For employer brand strategies, this means that the old focus on belonging statements must give way to transparent explanations of how technology, work design and development will evolve. People want to know whether their company will use real time engagement statistics ethically, whether managers will be trained to interpret driver data responsibly and whether growth opportunities will expand or shrink as automation spreads. If your EVP still talks mainly about community and recognition without addressing AI, change and leadership accountability, you are signalling that you are behind the curve on the real key drivers of engagement levels.

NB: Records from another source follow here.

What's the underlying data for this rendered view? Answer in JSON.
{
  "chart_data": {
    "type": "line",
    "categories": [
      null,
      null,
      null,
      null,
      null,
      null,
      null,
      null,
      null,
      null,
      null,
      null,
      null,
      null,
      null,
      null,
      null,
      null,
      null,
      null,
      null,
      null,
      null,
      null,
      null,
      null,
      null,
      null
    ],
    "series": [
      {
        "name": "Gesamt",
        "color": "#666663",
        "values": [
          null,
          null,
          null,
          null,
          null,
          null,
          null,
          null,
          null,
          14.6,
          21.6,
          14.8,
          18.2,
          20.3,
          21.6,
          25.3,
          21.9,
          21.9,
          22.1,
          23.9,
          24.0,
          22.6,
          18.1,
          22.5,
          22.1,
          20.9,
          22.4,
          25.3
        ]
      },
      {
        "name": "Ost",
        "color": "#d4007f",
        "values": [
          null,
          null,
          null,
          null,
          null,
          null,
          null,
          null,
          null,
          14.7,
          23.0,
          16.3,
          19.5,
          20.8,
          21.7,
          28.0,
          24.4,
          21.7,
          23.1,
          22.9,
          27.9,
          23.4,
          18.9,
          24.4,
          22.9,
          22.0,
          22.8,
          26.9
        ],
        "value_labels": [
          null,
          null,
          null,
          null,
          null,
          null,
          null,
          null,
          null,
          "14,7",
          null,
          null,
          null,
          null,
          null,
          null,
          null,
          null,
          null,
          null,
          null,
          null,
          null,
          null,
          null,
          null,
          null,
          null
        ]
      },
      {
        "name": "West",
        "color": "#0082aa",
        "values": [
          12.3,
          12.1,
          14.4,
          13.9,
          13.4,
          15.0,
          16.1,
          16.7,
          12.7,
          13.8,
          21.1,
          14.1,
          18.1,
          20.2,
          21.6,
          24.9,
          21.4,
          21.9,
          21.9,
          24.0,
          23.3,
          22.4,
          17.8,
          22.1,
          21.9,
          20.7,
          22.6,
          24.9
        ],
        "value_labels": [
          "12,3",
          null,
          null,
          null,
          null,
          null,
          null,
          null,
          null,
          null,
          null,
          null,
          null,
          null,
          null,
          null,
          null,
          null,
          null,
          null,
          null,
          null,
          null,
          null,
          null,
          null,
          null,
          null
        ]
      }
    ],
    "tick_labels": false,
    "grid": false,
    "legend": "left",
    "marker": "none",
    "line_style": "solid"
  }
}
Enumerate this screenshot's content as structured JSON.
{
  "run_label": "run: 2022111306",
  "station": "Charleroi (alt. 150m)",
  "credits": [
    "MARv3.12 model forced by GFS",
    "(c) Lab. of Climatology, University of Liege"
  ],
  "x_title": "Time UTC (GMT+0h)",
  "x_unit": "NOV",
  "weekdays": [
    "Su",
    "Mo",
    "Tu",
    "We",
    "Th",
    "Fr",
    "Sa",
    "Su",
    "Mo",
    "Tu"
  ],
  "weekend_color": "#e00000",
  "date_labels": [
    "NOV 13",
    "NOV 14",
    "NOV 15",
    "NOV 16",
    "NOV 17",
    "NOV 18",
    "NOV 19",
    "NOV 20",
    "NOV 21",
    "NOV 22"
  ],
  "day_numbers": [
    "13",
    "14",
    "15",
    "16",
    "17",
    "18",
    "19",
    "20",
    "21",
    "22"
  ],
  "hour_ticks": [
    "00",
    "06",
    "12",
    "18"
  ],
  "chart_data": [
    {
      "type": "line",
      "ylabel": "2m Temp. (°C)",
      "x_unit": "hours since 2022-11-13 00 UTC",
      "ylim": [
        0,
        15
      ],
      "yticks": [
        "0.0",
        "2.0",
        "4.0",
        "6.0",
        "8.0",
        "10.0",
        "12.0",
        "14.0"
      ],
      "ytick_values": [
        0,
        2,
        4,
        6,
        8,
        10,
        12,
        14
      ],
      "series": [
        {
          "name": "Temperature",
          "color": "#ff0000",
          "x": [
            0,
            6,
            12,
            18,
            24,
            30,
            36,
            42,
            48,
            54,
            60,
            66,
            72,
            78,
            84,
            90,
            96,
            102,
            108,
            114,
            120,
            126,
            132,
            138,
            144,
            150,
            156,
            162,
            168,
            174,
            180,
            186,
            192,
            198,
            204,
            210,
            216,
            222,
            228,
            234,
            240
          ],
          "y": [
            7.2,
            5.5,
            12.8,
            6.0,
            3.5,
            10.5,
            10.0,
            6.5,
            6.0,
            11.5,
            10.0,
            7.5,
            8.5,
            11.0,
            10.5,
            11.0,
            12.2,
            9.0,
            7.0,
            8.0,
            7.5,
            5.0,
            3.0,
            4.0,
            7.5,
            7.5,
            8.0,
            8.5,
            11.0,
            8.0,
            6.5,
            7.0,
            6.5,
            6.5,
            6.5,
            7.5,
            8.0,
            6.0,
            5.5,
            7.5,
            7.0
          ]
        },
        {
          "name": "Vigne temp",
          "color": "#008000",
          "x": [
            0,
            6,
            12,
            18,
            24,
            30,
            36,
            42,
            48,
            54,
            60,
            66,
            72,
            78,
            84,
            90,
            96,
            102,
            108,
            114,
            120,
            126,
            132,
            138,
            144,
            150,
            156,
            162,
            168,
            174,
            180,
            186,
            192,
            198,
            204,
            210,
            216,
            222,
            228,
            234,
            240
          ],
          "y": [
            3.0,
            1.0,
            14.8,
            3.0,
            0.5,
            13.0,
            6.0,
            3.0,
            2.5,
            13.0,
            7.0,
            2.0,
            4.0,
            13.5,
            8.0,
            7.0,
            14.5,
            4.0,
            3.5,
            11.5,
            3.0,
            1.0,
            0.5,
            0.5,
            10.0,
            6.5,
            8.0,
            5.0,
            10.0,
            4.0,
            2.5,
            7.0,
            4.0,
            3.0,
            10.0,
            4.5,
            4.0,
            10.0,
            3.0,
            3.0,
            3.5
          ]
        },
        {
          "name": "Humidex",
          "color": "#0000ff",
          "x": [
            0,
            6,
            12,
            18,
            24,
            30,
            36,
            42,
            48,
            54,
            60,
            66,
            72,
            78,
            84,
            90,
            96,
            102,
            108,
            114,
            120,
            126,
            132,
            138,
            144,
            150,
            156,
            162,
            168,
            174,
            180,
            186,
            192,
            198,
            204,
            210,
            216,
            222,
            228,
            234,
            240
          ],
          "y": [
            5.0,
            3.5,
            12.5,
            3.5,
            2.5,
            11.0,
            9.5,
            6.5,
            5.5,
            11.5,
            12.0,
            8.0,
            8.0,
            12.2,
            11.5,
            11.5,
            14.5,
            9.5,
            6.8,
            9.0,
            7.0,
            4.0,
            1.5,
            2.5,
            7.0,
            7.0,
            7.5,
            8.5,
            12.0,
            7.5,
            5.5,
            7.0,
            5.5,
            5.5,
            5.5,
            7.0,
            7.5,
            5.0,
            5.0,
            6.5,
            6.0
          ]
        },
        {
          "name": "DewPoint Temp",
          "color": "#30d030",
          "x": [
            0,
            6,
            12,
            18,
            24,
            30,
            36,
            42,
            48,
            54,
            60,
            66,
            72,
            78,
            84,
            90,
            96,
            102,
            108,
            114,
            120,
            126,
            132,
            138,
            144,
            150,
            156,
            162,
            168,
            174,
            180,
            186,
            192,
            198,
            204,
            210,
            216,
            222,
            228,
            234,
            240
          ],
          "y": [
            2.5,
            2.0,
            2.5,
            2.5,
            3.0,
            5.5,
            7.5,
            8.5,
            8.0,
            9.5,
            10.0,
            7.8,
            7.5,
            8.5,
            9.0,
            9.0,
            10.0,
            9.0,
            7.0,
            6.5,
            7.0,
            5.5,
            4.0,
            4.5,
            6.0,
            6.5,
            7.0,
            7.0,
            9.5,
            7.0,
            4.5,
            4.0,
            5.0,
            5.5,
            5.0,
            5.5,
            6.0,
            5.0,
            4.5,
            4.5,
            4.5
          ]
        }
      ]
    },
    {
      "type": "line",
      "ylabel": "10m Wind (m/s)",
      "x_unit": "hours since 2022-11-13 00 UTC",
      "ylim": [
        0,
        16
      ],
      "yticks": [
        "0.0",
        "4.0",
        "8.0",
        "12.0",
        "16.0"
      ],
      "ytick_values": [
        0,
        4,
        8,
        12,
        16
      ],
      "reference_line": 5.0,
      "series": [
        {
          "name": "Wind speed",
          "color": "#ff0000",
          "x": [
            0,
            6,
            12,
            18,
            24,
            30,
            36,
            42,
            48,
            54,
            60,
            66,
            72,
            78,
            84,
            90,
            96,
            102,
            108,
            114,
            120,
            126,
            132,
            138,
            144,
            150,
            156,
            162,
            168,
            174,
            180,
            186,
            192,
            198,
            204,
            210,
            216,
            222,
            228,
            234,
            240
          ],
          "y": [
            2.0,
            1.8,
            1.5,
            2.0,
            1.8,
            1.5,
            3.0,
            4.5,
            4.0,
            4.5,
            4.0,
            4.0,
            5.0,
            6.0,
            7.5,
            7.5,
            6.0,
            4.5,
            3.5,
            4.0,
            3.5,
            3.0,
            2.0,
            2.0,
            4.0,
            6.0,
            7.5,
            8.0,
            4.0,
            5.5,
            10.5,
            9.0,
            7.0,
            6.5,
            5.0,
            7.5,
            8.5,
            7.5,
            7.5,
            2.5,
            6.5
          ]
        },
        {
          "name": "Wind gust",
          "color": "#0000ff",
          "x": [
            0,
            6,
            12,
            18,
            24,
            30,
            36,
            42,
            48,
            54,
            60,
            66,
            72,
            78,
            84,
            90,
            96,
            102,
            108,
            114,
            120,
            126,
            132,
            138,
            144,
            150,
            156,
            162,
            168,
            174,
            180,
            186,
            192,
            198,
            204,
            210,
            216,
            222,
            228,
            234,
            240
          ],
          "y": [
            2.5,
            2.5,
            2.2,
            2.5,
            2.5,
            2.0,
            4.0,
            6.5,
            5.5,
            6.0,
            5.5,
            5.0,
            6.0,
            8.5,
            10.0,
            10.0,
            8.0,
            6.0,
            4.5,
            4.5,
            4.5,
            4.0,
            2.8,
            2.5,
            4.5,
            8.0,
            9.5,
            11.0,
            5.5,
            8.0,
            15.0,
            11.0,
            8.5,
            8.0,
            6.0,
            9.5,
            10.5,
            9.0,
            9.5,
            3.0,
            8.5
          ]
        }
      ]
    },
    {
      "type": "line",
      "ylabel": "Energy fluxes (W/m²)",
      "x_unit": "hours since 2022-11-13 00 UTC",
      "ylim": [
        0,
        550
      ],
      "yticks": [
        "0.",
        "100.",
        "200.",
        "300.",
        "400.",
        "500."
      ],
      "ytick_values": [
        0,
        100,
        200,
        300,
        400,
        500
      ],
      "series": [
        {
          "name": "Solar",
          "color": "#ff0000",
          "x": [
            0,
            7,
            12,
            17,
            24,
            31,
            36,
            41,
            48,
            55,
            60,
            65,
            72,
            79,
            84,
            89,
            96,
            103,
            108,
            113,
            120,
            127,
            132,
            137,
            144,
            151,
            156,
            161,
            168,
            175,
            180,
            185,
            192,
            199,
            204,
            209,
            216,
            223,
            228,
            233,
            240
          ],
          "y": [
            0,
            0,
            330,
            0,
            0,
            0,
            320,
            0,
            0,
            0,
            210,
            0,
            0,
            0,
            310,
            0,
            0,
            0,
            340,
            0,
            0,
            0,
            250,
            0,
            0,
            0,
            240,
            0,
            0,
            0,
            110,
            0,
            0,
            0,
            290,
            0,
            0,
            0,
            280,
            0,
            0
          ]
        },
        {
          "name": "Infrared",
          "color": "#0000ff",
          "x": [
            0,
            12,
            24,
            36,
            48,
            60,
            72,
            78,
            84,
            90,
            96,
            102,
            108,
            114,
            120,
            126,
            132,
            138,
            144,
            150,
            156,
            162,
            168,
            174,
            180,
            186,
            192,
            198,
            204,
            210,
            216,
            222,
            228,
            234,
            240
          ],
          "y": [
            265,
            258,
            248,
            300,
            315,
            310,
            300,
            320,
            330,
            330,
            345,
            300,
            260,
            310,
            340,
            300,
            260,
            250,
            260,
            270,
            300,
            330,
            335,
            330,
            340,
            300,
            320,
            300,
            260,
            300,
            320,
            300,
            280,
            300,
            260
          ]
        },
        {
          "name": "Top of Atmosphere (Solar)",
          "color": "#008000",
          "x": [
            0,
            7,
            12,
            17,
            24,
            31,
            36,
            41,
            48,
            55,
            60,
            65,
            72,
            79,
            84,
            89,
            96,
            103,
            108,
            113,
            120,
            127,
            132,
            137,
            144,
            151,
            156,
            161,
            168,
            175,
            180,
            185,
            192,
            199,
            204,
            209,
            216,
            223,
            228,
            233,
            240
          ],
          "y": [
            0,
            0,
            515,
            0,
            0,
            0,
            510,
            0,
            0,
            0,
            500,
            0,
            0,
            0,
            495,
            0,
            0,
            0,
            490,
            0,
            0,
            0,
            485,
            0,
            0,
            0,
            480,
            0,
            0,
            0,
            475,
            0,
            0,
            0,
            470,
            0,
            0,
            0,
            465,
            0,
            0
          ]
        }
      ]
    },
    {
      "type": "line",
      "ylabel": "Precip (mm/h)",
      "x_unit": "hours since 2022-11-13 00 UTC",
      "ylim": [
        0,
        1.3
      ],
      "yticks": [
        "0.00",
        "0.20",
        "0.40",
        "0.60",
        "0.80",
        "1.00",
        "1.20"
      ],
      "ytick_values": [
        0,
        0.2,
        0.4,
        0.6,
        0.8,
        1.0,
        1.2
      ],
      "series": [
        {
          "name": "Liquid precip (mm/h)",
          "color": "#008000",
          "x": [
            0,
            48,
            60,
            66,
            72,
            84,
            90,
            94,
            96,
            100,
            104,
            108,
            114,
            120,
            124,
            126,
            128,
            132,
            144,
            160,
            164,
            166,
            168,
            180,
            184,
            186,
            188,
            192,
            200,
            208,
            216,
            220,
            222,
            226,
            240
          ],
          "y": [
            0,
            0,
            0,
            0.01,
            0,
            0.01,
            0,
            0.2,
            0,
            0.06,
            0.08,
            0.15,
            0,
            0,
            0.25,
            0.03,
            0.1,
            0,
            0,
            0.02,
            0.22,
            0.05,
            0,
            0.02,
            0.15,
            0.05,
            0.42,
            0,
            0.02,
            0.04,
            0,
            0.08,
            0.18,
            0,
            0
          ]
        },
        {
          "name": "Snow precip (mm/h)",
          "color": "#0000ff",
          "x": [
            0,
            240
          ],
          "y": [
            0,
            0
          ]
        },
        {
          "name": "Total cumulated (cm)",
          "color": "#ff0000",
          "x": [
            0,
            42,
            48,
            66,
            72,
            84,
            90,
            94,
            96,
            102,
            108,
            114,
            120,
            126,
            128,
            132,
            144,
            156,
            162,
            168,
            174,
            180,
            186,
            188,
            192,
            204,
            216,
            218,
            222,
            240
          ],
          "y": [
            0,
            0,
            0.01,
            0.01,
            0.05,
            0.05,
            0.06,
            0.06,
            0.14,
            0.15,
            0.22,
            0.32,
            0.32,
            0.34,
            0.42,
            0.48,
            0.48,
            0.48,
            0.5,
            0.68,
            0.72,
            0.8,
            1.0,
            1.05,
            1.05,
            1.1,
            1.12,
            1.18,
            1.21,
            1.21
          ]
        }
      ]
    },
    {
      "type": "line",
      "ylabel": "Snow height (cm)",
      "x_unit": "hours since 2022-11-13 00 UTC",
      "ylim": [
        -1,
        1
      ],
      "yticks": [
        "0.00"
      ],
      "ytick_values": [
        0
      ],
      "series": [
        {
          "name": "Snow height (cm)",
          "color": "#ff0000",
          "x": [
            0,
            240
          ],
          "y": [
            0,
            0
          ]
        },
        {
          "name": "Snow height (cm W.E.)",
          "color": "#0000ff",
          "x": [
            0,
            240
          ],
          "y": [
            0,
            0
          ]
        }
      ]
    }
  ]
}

Practically, this requires CHROs to partner with CIOs and legal teams to craft AI policies that are understandable to employees, not just compliant with regulation. When employees in critical roles see that leadership has thought through AI impacts, that feedback channels remain open and that long term development paths still exist, they are more likely to stay and to recommend the company to other people. The strongest employer brands in the next cycle will be those that treat engagement data, AI policy clarity and team engagement as a single system, not as separate projects or campaigns.

FAQ

Why did belonging stop being the top driver of engagement?

Belonging lost its position as the top driver of engagement because employees have seen many belonging campaigns without corresponding changes in leadership behaviour, work design or recognition practices. As a result, they now prioritise confidence in senior leadership, effective change management and work life balance when answering engagement surveys. Belonging still matters, but it no longer differentiates organizations in the way it once did.

Does belonging still matter for employee engagement strategies?

Belonging remains important, especially at the team level where daily interactions shape how employees feel about their work and colleagues. The data shows that strong teams have more impact on belonging than organisation wide programs, so team engagement is where you should focus. Use belonging language only when you can back it with evidence from engagement statistics, recognition practices and real growth opportunities.

How should employer brands adapt their messaging to these new drivers?

Employer brands should shift from generic belonging promises toward concrete proof points about leadership quality, change management and work life balance. Candidates and employees now look for signals that managers are equipped to handle disruption, that mental health is taken seriously and that engagement survey feedback leads to action. Highlight specific practices, such as transparent AI policies or manager development programs, rather than abstract culture statements.

What is the role of managers in sustaining engagement levels now?

Managers are now the primary architects of employee experience, because they control workload, priorities, feedback and recognition in real time. Their ability to interpret engagement survey data, respond to pulse surveys and create growth opportunities has more impact on engagement levels than most central HR initiatives. Investing in leadership development for managers is therefore one of the most effective engagement strategies available.

How does AI policy clarity influence employee engagement?

Clear AI policies reduce uncertainty about how technology will affect jobs, data privacy and workload, which directly influences how safe employees feel. When organizations explain AI use cases, governance and safeguards in accessible language, employees are more likely to see AI as supportive rather than threatening. This clarity becomes a new driver of trust, engagement and long term commitment to the company.